Yes, education is valuable and important. Yes, a student may place a higher priority on education over work.

However, that is the STUDENT'S choice, the chef has to see to it that the tasks necessary to generate the income to afford to pay the student get accomplished in a timely manner.

Why do you feel that a business establishment should adjust its method of operation to accommodate the student?

Any chef/boss in a non-educational enterprise that places a priority of education over work will very quickly be out of work themselves!


----------



## alexalexnyc (Jun 24, 2012)

cheflayne said:


> It would appear that you expect the chef to share the same priorities as the cook/student, which would seem to point to you being as equally unrealistic as the chef.
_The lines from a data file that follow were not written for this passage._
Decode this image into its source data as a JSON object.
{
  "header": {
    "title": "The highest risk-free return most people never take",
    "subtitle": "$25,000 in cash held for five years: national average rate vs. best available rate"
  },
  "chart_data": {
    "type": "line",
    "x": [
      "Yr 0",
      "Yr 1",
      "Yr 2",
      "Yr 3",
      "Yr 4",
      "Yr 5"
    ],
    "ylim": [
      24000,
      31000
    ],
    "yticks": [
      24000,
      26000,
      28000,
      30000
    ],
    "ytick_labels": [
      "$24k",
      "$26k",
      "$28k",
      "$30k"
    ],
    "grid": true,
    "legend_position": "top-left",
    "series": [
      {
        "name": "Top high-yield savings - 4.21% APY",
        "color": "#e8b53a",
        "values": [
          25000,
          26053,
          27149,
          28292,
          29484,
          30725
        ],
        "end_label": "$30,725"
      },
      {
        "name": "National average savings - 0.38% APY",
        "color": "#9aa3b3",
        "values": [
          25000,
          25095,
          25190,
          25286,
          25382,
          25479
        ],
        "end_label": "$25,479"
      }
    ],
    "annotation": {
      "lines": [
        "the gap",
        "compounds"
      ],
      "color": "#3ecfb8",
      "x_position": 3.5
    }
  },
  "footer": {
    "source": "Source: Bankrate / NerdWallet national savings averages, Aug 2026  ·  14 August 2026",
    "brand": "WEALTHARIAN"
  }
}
This forum is reserved for current and past professional chefs only. Only professionals in the food industry may post here though all are free to read.

Note that even though this is a pro forum, kitchen language is highly discouraged and will result in an infraction or your total removal from cheftalk. *Treat fellow professionals with respect as we all pursue our passion.*

Moderators

Gunnar, Greg, Kuan


----------



## kostendorf (Mar 15, 2012)

i am working on this problem now.  a cook i hired from another resturant where we worked together is thinking of upgrading his education so he will work as a cook for me and qualify for government money then continue his education and change his career.  since deciding this he has not applied himself to the job.  when cooking was his career choice he was a better employee.  not sure if everyone is like that but i would hire a career cook over a non career cook.


----------



## itswhoiam (Feb 29, 2012)

IMO the answer to the question you asked can be simplified, "do you want to work, or do you want a check?" I had a couple of cooks that only wanted a check, (notice the word "had") these are the cooks that gave me problems, calling in sick on the weekends, showing up an hour late and just waltzing into the kitchen like there is no problem and the such. The thing is if your passionate about what you do, it shows. If not, well that shows too, to your boss and fellow cooks.

The question is asked in interviews for a very simple reason. If you don't see yourself in a kitchen (not neccesarily my kitchen) in five years, Why should I waste me time training you?  There's nothing worse than training a cook only to have him leave after 6 months to do something else and have to start the hiring process all over again. I would much rather build a strong dependable team of passionate cooks and be able to concentrate on the food, rather than who gonna cover this shift tonight?

And as far as education goes, I will quote an unemployment judge. "While education is admirable, employment must come first" And while it's a harsh reality the fact is you work for me, not the other way around. Now i'm not asking anyone to choose the kitchen over education, but also don't use education as an excuse to not be there when I need you...


----------



## cheflayne (Aug 21, 2004)

In my experience, it is not the questions I ask that are important, nor is it the answers that I receive. If I look at the interview process as a strict black and white procedure, I will find a lot of pertinent information in the white areas as well as the black areas of verbal responses.


----------



## cheflayne (Aug 21, 2004)

On the flip side, when I am applying for a job and am in the interview process, I find that in the long run things work out better if I am honest in my replies rather than looking for the answers that I think they want to hear. Giving them the answers they want might give me a better chance of getting the job, but if that is the case, is it really the job that I want and will be happy at? The interview process is best being a two sided one with me assessing them as potential employers as well.


----------